Zynga is the leading maker of social media games like Farmville and Mafia Wars. You know, the games you love to hate on Facebook and Myspace. The equity analysts at SecondShares have put a dollar figure on the value of Zynga if it were publicly traded (it’s a privately-held company). That value is $5 billion.
Yes, Billion with a B.
They also think that by 2015, the value could double to $10B.
Suddenly, robbing banks and attacking your rivals with a shotgun and two Colt .45s doesn’t seem quite as lame anymore. Maybe these addictive games are really worth something.
SecondShares based their valuation on a lot of things, including outstanding shares (venture mostly), growth rate, and so forth. The largest amount of value, however, comes from Zynga’s user base. It’s sheer size, length of captivity within each game (most spend at least 20 minutes a day), and the current revenues per user (from buying game items to clicking on ads).

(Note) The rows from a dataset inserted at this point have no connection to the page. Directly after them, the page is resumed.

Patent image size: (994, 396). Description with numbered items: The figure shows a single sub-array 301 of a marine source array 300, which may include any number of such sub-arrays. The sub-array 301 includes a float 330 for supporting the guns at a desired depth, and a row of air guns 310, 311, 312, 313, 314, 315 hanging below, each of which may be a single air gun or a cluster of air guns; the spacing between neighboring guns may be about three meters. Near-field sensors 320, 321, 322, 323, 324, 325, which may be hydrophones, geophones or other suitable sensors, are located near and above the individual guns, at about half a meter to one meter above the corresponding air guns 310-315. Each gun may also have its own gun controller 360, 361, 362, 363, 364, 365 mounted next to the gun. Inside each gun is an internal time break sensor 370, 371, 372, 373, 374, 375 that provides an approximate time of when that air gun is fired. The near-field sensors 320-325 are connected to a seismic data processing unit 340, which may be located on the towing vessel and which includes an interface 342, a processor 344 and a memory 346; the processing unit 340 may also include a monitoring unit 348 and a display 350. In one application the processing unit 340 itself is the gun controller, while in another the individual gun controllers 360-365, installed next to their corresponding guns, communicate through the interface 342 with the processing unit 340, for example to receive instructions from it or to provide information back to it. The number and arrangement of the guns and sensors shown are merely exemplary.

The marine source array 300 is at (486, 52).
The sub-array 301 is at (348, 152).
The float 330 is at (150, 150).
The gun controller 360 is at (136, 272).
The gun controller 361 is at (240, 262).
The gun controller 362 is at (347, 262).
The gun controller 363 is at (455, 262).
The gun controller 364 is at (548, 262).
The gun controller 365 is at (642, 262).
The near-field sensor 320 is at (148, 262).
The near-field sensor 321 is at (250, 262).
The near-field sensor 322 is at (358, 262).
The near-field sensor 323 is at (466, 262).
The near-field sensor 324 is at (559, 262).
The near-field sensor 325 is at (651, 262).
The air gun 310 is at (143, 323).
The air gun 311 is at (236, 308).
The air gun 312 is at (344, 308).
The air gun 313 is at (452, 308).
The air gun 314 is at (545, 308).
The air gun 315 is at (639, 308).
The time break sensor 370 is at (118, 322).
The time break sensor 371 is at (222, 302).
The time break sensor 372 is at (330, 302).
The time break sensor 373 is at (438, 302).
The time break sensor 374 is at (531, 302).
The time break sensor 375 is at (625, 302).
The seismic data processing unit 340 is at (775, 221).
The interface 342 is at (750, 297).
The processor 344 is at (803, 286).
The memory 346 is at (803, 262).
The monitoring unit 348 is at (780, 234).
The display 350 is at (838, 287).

This user metric is astoundingly profitable and beats most Web-based user-retention schemes by a long shot. Few Internet properties can boast the kind of user numbers and time spent engaged that Zynga can.
The authors of the report were Lou Kerner (formerly Merrill Lynch and Goldman Sachs), Eli Halliwell (Sanford Bernstein), and Jay Gould (Gamers Media CEO). They measure Zynga as the number one gaming platform online in social media with an estimated 237 million monthly active users and 6 of the top 7 social games right now. That puts them leagues ahead of the next-largest competitor, Electronic Arts (who owns Playfish) and CrowdStar.
Wow. Who knew that time wasters like Farmville were actually worth money?